Elle est souhaitable pour trois raisons essentielles :
1. Restreindre la haute définition au satellite et au câble aboutirait tout d'abord à en exclure la grande majorité des français, et à creuser durablement une véritable fracture de l'image numérique entre des privilégiés, qui peuvent accéder à la haute définition par le satellite, le câble ou l'ADSL, et le plus grand nombre, qui resterait condamné à la basse définition.

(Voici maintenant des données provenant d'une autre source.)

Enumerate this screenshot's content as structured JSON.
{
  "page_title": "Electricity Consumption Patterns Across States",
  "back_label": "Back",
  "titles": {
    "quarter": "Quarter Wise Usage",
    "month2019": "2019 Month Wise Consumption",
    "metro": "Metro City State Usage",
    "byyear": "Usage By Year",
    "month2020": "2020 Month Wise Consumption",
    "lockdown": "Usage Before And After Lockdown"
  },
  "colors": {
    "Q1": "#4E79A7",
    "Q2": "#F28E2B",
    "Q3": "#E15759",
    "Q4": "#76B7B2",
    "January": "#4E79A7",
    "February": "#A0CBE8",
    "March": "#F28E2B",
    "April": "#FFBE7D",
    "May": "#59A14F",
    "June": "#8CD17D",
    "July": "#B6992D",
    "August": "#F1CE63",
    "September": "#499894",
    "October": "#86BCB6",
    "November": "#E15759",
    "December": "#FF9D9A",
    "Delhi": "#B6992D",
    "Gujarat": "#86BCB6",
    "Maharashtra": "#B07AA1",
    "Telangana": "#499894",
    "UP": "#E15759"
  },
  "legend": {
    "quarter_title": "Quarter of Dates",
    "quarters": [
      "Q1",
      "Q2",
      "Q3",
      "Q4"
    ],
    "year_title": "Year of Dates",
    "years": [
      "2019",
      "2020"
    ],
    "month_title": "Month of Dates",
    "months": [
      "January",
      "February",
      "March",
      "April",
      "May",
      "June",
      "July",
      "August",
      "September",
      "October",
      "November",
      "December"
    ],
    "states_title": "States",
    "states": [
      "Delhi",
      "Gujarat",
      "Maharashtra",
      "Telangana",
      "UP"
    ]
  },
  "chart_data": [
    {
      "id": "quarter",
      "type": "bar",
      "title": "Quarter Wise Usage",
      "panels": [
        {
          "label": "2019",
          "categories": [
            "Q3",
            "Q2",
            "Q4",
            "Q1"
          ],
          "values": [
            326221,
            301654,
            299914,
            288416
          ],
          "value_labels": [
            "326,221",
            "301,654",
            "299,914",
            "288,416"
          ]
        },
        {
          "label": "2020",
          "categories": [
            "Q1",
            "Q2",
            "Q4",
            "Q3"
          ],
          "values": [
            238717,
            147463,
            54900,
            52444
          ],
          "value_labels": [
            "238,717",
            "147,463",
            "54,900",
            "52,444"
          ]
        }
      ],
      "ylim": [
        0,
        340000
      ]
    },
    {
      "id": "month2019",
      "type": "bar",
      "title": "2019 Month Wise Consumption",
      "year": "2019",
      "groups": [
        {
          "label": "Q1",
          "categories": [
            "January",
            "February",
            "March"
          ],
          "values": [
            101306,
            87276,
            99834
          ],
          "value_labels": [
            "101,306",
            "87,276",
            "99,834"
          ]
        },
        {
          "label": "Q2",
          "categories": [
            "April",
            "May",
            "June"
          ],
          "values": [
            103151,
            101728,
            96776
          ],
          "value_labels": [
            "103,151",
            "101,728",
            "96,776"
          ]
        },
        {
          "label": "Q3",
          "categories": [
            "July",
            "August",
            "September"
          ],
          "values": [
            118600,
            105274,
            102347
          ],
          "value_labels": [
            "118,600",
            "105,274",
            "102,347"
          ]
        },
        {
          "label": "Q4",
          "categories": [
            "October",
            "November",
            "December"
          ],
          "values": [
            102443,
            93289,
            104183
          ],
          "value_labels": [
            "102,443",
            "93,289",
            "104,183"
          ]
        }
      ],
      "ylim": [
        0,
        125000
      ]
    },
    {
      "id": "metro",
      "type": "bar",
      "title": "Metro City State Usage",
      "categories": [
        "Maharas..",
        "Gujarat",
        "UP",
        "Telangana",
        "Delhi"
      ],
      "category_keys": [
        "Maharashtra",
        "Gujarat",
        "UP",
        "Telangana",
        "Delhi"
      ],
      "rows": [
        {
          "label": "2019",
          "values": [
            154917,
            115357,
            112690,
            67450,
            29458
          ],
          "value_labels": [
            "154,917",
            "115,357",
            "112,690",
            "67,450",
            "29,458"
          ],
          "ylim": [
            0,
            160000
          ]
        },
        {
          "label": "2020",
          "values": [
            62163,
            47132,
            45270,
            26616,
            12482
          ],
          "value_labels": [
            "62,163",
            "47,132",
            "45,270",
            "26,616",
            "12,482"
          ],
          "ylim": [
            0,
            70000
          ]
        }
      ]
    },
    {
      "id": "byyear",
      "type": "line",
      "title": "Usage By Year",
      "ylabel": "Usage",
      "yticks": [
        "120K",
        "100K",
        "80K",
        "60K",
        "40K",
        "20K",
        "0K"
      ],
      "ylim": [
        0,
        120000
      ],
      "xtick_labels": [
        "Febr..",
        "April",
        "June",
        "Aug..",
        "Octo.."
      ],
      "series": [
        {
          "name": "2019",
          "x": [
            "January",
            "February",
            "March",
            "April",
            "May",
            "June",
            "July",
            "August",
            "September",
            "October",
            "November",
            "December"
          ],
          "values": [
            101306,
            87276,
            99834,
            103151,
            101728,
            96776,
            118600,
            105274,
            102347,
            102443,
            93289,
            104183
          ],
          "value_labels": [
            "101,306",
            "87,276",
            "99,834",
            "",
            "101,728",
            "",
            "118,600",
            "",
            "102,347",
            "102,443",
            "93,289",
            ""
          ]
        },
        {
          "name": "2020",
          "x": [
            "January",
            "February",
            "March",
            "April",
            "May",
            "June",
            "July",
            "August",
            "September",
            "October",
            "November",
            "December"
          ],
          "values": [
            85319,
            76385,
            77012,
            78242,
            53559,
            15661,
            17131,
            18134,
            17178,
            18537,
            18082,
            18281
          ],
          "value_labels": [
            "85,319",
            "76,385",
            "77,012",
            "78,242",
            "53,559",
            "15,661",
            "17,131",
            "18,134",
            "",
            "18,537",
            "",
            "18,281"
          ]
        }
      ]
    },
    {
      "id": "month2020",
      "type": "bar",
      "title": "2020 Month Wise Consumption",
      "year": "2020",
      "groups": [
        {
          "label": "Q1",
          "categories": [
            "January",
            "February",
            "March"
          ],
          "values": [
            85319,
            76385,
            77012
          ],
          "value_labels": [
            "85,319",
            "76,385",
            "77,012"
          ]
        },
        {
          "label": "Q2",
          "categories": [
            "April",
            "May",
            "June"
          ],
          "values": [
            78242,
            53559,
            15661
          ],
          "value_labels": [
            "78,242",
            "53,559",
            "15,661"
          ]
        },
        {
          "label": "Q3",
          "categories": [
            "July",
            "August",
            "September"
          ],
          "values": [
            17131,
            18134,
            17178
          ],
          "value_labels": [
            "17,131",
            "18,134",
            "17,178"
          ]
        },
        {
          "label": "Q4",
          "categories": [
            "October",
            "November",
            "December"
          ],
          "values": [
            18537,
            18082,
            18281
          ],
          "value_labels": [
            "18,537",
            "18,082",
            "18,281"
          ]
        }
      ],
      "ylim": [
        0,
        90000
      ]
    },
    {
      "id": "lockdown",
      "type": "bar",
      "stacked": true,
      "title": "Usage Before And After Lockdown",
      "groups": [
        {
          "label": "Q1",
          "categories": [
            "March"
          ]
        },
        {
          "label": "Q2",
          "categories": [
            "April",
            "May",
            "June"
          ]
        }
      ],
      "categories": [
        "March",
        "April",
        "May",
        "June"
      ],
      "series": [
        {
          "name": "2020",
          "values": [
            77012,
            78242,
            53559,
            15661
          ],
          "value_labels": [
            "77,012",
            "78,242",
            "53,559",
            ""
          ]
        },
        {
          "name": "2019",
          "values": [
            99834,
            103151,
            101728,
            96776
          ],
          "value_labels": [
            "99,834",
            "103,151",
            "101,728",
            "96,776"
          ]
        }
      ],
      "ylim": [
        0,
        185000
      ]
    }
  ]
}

2. La télévision haute définition constitue ensuite un service susceptible de répondre à l'attente de nombreux consommateurs. Les ventes d'écrans plats, susceptibles de recevoir la haute définition, progressent déjà à un rythme supérieur à 300% par an. Plus de 600.000 pièces seront écoulées sur le marché français en 2004. Dans le même temps, le prix moyen de l'écran plat 15 pouces, qui est déjà passé de 1.700 à 600 euros en trois ans, accélère sa baisse sous l'effet de l'explosion du marché international. Permettez-moi de rappeler à titre de comparaison que lorsque la télévision couleur a été lancée le 1er octobre 1967, 1.500 téléviseurs couleurs seulement étaient en service dans le pays, et que leur prix était alors cinquante fois supérieur à celui des postes noir et blanc.
3. La haute définition représente enfin un enjeu majeur pour l'industrie audiovisuelle française et européenne. Elle se développe déjà rapidement dans plusieurs pays d'Asie, en Australie, au Canada et aux Etats-Unis. La France, longtemps pionnière dans le domaine de l'image, ne peut rester absente d'une telle mutation.
Certains craignent que l'introduction de la haute définition ne crée une discrimination en faveur des groupes qui disposent de moyens suffisants pour y réaliser des investissements massifs. Je ne partage pas cette inquiétude. Je rejette en particulier l'idée de niveler la télévision numérique par le bas, au prix de l'affaiblissement de l'industrie audiovisuelle nationale.
Introduire la haute définition dans la télévision numérique terrestre est non seulement souhaitable mais possible, pour six raisons principales :
1. Premièrement, il est possible d'introduire la haute définition sans porter atteinte à la sélection d'éditeurs déjà réalisée par le Conseil Supérieur de l'Audiovisuel. En effet, le format de compression de nouvelle génération, MPEG4, offre un taux de compression 3 fois supérieur à l'ancien format MPEG2. Il permet donc de réduire suffisamment le besoin en fréquence de chaque chaîne pour conserver l'ensemble des éditeurs déjà sélectionnés et autoriser cinq à sept d'entre eux à passer en haute définition.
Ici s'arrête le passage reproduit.